Ci saranno altre ricadute
Il secondo e il terzo goal viola sono due capolavori agevolati da due cali di concentrazione: nel primo approfittando dell’euforia generale Bernardeschi si fa 30 metri palla al piede senza incontrare anima viva prima di sganciare il missile che sottolinea i deficit di attenzione del Reina di stagione; nel secondo Maksimovic si fa attrarre dal pallone e Ghoulam non chiude la diagonale (errori di attenzione, errori di chi ancora non è posseduto dallo spirito di Bonucci o Chiellini o Barzagli che darebbero una costola pur di non farti segnare). Ma ci sta: il processo sarà lungo e ci saranno altre ricadute.
La natura del Napoli
– Per vincere il Napoli deve giocare sempre a mille. È nella sua natura. Ci sono squadre che per vincere devono giocare sottoritmo, devono addormentarti, devono invischiarti in una guerra di logoramento. E ci sono squadre, come il Napoli, che se non pressano alto e non fanno circolare la palla a cento all’ora alla fine pagano dazio. Se hai i limoni devi farti la limonata, non puoi pretendere di produrre whisky. È nella natura delle cose.
Perse le distanze tra i reparti
– Il Napoli è andato in difficoltà nella ripresa quando non è stato più compatto e corto, quando ha perso le distanze tra i reparti e all’interno dello stesso reparto. Diverse volte in mezzo al campo Diawara s’è trovato a dover fronteggiare ripartenze viola in situazione di inferiorità numerica. E non c’entra nulla Tagliavento…
Complimenti a Paulo Sousa
– La Fiorentina è una buonissima squadra che oltre ad avere talenti giovani e puri ha alcune grandi qualità: equilibrio, palleggio e variabili tattiche. E soprattutto un grandissimo allenatore. Come lo è Sarri. Ma agli antipodi. Sarri è un integralista, a metà strada tra Zeman e Guardiola con i pregi e i difetti che questo comporta. Paulo Sousa è camaleontico. La sua Fiorentina può indossare abiti diversi a seconda degli obiettivi e della serata a cui è invitata. Non c’è uno più bravo. Non c’è chi ha ragione. Si possono ottenere grandi risultati e essere belli seguendo entrambe le strade. Sono due modi diversi di intendere il calcio.

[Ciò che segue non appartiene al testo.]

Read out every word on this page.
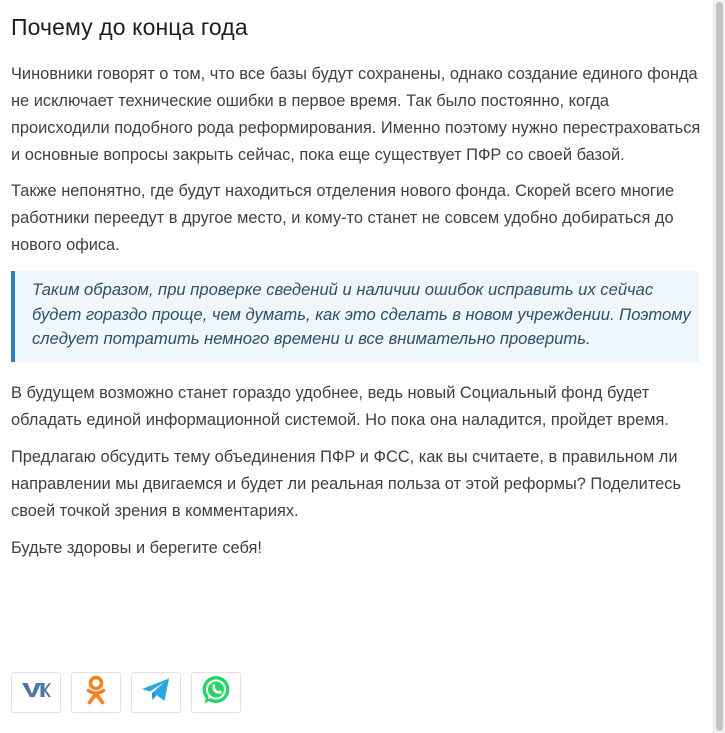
Почему до конца года

Чиновники говорят о том, что все базы будут сохранены, однако создание единого фонда не исключает технические ошибки в первое время. Так было постоянно, когда происходили подобного рода реформирования. Именно поэтому нужно перестраховаться и основные вопросы закрыть сейчас, пока еще существует ПФР со своей базой.

Также непонятно, где будут находиться отделения нового фонда. Скорей всего многие работники переедут в другое место, и кому-то станет не совсем удобно добираться до нового офиса.

Таким образом, при проверке сведений и наличии ошибок исправить их сейчас будет гораздо проще, чем думать, как это сделать в новом учреждении. Поэтому следует потратить немного времени и все внимательно проверить.

В будущем возможно станет гораздо удобнее, ведь новый Социальный фонд будет обладать единой информационной системой. Но пока она наладится, пройдет время.

Предлагаю обсудить тему объединения ПФР и ФСС, как вы считаете, в правильном ли направлении мы двигаемся и будет ли реальная польза от этой реформы? Поделитесь своей точкой зрения в комментариях.

Будьте здоровы и берегите себя!
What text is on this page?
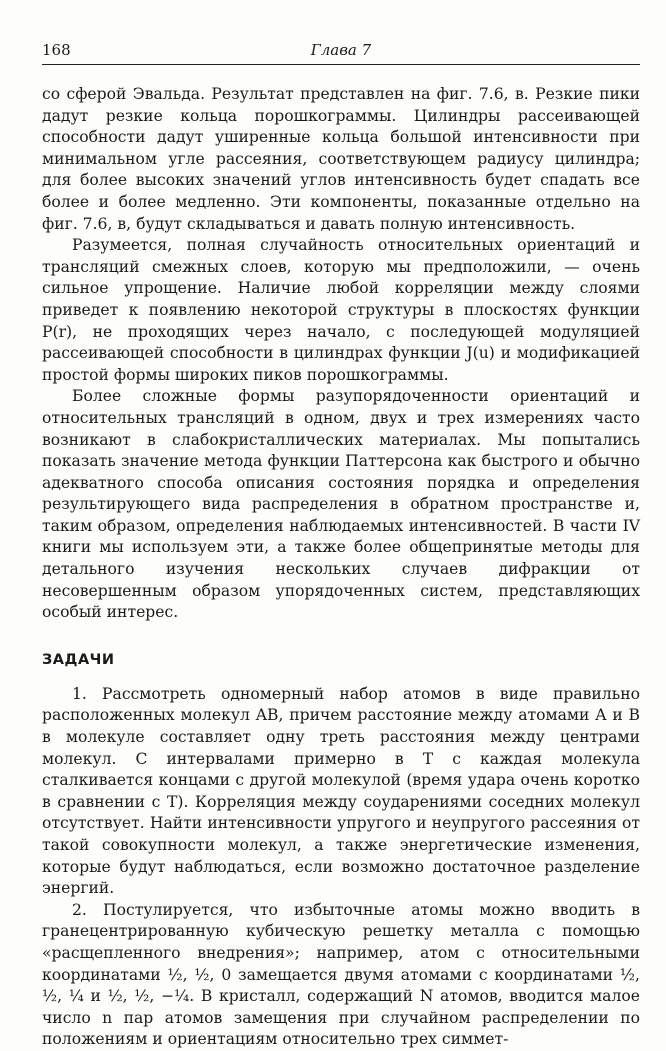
168	Глава 7

со сферой Эвальда. Результат представлен на фиг. 7.6, в. Резкие пики дадут резкие кольца порошкограммы. Цилиндры рассеивающей способности дадут уширенные кольца большой интенсивности при минимальном угле рассеяния, соответствующем радиусу цилиндра; для более высоких значений углов интенсивность будет спадать все более и более медленно. Эти компоненты, показанные отдельно на фиг. 7.6, в, будут складываться и давать полную интенсивность.

Разумеется, полная случайность относительных ориентаций и трансляций смежных слоев, которую мы предположили, — очень сильное упрощение. Наличие любой корреляции между слоями приведет к появлению некоторой структуры в плоскостях функции P(r), не проходящих через начало, с последующей модуляцией рассеивающей способности в цилиндрах функции J(u) и модификацией простой формы широких пиков порошкограммы.

Более сложные формы разупорядоченности ориентаций и относительных трансляций в одном, двух и трех измерениях часто возникают в слабокристаллических материалах. Мы попытались показать значение метода функции Паттерсона как быстрого и обычно адекватного способа описания состояния порядка и определения результирующего вида распределения в обратном пространстве и, таким образом, определения наблюдаемых интенсивностей. В части IV книги мы используем эти, а также более общепринятые методы для детального изучения нескольких случаев дифракции от несовершенным образом упорядоченных систем, представляющих особый интерес.

ЗАДАЧИ

1. Рассмотреть одномерный набор атомов в виде правильно расположенных молекул AB, причем расстояние между атомами A и B в молекуле составляет одну треть расстояния между центрами молекул. С интервалами примерно в T с каждая молекула сталкивается концами с другой молекулой (время удара очень коротко в сравнении с T). Корреляция между соударениями соседних молекул отсутствует. Найти интенсивности упругого и неупругого рассеяния от такой совокупности молекул, а также энергетические изменения, которые будут наблюдаться, если возможно достаточное разделение энергий.

2. Постулируется, что избыточные атомы можно вводить в гранецентрированную кубическую решетку металла с помощью «расщепленного внедрения»; например, атом с относительными координатами ½, ½, 0 замещается двумя атомами с координатами ½, ½, ¼ и ½, ½, −¼. В кристалл, содержащий N атомов, вводится малое число n пар атомов замещения при случайном распределении по положениям и ориентациям относительно трех симмет-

E forse la vita.
Il problema attaccante era folklore
– Il problema attaccante su cui grandi esperti di calcio hanno consumato fiumi di inchiostro cimentandosi in analisi tattiche fantasiose e folkloristiche, nonché campate in aria e fondate su una buona dose di pressappochismo, credo sia ormai definitivamente archiviato: il Napoli ha segnato altri tre gol (a una delle migliori difese del campionato) e ha il miglior attacco del torneo. Non era dunque un problema di gente, di caratteristiche morfologiche, di qualità individuali, ma un problema di mentalità. Uno che gioca davanti non deve tirare in porta per tirare. Deve tirare in porta per fare goal. Questione di cattiveria. Tutto qui.
– Alcuni calciatori del Napoli, non faccio nomi nel rispetto della privacy, vengono meno quando l’avversario alza l’asticella della propria prestazione.
Il fegato di Gabbiadini
– Manolo avrà anche la faccia triste e determinati limiti calcistici ma ci vuole fegato per andare a calciare, nelle sue condizioni, un rigore così pesante al 94′ dopo essere entrato in campo da soli 10′. Date a Cesare quel che è di Cesare. E a Manolo quel che è di Manolo.
– Il pareggio è il risultato più giusto per tutti. Per quello che s’è visto in campo, per la Fiorentina, per il Napoli, per Tagliavento, per il Natale, e soprattutto per il divano di casa mia, per il quale a un certo punto ho temuto il peggio perché vi si agitava come un indemoniato zio Vincenzo, decisamente alticcio, prima del rigore di Gabbiadini.